Dai’s grandfather, mainly referred to as “The Fourth”, is still important to him. The Fourth was Dai’s predecessor as the Big Man, but is now in a home for elders. Still: Before the two hours have passed, granny has also been powered up to fight baddies — with not much luck.

Both funny and interesting is the fact that everything seems so usual to the main character himself and the people around him. Matsumoto plays it like Bill Murray’s younger brother from Tokyo. Dai possibly becomes indifferent to his own life doing all the power-ups: one could say, lost in translation.

At some point during the film, the “documentarist” says to Daisatou: “I don’t understand you!” I’ll guess that many viewers would say the same thing after watching this strange mixture — even I am not quite sure I got it.

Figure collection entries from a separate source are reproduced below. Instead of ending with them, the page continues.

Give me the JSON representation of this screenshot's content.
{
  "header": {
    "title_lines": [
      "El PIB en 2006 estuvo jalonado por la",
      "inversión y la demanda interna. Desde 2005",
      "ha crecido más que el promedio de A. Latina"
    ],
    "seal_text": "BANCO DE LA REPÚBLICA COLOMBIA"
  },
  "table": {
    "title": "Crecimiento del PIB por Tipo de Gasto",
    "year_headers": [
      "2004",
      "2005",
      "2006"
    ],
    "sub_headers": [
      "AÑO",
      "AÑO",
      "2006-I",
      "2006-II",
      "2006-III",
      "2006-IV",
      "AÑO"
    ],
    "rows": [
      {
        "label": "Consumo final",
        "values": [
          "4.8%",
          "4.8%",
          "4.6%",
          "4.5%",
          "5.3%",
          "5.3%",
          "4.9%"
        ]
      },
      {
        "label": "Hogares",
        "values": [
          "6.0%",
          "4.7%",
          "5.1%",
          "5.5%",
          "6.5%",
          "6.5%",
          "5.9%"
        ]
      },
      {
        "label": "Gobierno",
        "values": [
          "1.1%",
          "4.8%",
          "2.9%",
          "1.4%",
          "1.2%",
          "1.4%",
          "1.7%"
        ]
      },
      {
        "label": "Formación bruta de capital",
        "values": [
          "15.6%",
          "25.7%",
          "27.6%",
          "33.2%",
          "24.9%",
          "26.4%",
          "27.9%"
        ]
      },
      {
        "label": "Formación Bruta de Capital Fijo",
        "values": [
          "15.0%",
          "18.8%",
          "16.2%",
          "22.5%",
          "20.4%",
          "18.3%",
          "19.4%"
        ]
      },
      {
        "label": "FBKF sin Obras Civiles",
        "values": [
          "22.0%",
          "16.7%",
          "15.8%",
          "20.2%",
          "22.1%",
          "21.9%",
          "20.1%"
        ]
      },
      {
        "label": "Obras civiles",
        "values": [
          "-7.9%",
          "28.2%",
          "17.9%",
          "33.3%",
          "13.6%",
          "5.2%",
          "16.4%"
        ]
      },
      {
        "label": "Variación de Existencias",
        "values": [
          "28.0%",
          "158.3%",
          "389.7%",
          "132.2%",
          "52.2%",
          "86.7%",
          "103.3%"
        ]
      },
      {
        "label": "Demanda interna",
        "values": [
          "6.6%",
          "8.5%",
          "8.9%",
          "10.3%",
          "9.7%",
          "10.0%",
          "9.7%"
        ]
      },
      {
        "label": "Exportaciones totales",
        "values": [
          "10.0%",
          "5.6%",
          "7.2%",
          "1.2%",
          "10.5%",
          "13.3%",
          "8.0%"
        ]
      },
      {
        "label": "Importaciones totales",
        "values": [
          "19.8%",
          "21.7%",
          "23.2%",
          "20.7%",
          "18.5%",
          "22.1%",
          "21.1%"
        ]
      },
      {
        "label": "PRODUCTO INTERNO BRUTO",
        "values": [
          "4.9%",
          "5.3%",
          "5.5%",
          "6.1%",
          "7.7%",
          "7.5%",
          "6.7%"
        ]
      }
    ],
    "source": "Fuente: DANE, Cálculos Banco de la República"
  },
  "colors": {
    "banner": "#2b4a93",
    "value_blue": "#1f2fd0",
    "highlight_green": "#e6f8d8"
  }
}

But the kind of neo-gothic irony also makes sense. The commentaries on different aspects of modern society come tighter than the pack of baddies. One example: Dai Nipponjin’s big body is being used for commercials. Therefore, his agent is glad when Dai at some point is running away from his strongest enemy: Everybody could see the sponsor’s logo on his back!

The film is packed with jokes, and most of them are funny. The potentially emotional parts also get messed with; nothing is sacred for Matsumoto. When Daisatou sees his daughter on her birthday, she’s pixelized — a claim from the mother. The ending is just as absurd as the rest of the film, but seems to cast new light on what has been going on at the TV show. Do not be too sure, though: Matsumoto’s main idea is to amuse and surprise. I think he succeeds. Overall, Big Man Japan is an original, humoristic and interesting work. It could be big not only in Japan.